At this point I actually did laugh a little and he slowly started to laugh a little bit too. I couldn’t believe it, “how far away from it were you? Did you see the tree fall?” I asked him. “I was right over there.” He pointed to a bunch of piled rocks at a turn in the trail, maybe about 25 feet away. I asked again, “did you see the tree fall?” He said, “well first I puked.” I laughed again, “but then I looked up and saw that the tree was on fire lying on its side and the wind had completely stopped. I suddenly felt amazing inside, like my life had completely changed in a way I never could have understood then, but it turns out to have been true.” “what do you mean?” I asked.
“Well, that’s another story, but the tree burning there and the wind so quiet all of the sudden I just knew everything was exactly as it was supposed to be. I didn’t even feel cold anymore. I just sat down right there on those rocks and enjoyed it like a bonfire. A sort of surreal bonfire, of course, but I felt so good all over. My breath seemed to be coming from my feet and my hair felt like it had nerve endings in it. As the breeze started picking up again, my hair kind of played in it.”
“Weren’t you worried lightning would strike again,” I asked,
“no, it’s hard to explain, the rain started falling and the wind picked up again and the tree kept burning and I didn’t move a muscle. I think I sat there for an hour. It might have been only five minutes, I don’t know, but I didn’t want to leave. When I got home, I called my lawyer and said, ‘I don’t need anything from the settlement, I just need to move on’ and that was that.”
And then his dog barked at something and we both snapped out of our reverie. I realized we were standing on a beautiful slope and the sun was fully over the horizon now. I knew I had to get going so I could get to class in an hour, but I said I hoped I would see him again on the trail tomorrow. He shook my hand really sweetly and I felt incredibly grateful for him being there. It made my day (and got me around the mountain).
anteater_blog.jpg

Day 19

November 1, 2007

October 29, 2007. Day 19.

Well I did it. I got up and climbed it again today. Sunrise and sunset. The project is beginning to know me too well. I’m seeing my reflection in this climb and I’m trying not to look too closely. The amount of awareness it’s requiring of me is blinding. I feel like all of the magic I’d felt at the beginning, the sense of Sanita as a spirit, the feeling of my spirit connecting with hers has diminished to the pure physicality of the place. I am atoms. The mountain is atoms. Although, according to string theory, we’re actually vibrating strings, nothing quite as small as we had thought, more of a collaboration of particles and waves. There is not a lot of heart in that. Trying to find that small voice of compassion to accompany the awareness is proving to be difficult, that sense of empathy for others, the same. I have a big midterm tomorrow, so when I’m not walking, I’m studying art theory. It makes Jack a dull boy.

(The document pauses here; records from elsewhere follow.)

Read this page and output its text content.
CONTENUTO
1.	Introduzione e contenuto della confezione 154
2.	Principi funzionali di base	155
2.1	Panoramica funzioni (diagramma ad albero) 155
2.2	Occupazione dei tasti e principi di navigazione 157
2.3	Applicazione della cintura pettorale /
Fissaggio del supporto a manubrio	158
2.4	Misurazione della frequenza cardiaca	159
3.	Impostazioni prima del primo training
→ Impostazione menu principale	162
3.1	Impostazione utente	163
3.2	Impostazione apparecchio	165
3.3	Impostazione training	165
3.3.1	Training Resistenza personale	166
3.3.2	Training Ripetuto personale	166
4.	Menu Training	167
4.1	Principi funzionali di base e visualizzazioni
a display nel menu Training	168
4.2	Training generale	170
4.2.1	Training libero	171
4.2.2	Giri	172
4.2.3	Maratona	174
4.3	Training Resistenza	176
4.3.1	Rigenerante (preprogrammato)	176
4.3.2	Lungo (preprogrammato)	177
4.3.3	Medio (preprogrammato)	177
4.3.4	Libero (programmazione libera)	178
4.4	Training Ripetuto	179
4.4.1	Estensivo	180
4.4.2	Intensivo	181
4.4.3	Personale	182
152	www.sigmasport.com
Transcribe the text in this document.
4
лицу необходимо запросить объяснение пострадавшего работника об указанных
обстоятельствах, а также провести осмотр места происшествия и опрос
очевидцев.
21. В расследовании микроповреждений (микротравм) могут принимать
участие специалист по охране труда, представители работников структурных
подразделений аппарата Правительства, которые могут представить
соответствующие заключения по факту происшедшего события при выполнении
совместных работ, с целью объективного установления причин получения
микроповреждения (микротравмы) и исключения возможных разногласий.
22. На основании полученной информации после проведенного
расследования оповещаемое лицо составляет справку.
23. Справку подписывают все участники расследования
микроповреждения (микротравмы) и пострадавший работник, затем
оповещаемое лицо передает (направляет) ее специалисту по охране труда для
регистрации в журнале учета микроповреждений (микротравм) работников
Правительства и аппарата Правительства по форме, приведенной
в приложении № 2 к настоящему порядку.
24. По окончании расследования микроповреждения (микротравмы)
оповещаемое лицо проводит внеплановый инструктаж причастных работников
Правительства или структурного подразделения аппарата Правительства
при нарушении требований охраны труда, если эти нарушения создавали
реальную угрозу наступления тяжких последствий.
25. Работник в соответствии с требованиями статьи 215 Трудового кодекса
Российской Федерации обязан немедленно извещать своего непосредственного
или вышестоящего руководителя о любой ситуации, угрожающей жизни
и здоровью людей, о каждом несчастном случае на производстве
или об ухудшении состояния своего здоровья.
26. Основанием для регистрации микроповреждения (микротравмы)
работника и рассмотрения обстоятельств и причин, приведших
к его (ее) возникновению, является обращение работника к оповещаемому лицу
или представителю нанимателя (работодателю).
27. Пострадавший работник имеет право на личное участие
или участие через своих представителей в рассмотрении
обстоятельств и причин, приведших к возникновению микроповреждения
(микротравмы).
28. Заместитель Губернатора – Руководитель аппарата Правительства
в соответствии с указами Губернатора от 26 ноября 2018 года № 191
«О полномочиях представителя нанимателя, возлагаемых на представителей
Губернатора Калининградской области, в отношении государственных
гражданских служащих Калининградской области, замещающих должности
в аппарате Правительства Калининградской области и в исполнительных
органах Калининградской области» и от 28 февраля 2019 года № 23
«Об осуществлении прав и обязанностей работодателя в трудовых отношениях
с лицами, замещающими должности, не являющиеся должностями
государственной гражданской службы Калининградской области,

I did have an interesting encounter this morning though. I almost forgot the conversation I had with this man I see every morning on the trail. He says his dog is the ambassador of the mountain and has to greet everybody he sees. It’s true, the dog runs up to me every time and I love it. He’s helped me get to the top quite often. His owner is always on the way down while I’m on the way up, even when I’m there at the crack of dawn climbing in the faintest moonlight, he’s on the way down. It’s like he lives in a cave at the top. Occasionally we comment on the sunrise and say hello, but today he asked me the strangest question, “Have you heard anything about the floods that have happened here?” I asked where he meant, “down at the bottom, they start in four mile canyon and wash right through here.” I said no. He said, “in the past sometimes when it rains here, huge walls of water come rolling through. Some people have been caught in it and washed away. When I walk here through the rain, I wait until it’s been raining a while in case there might be any flash floods.” I said thanks, I guess. He smiled and said, “Just wondering, I see you out here all the time, want you to be safe. Have a good one,” and he left.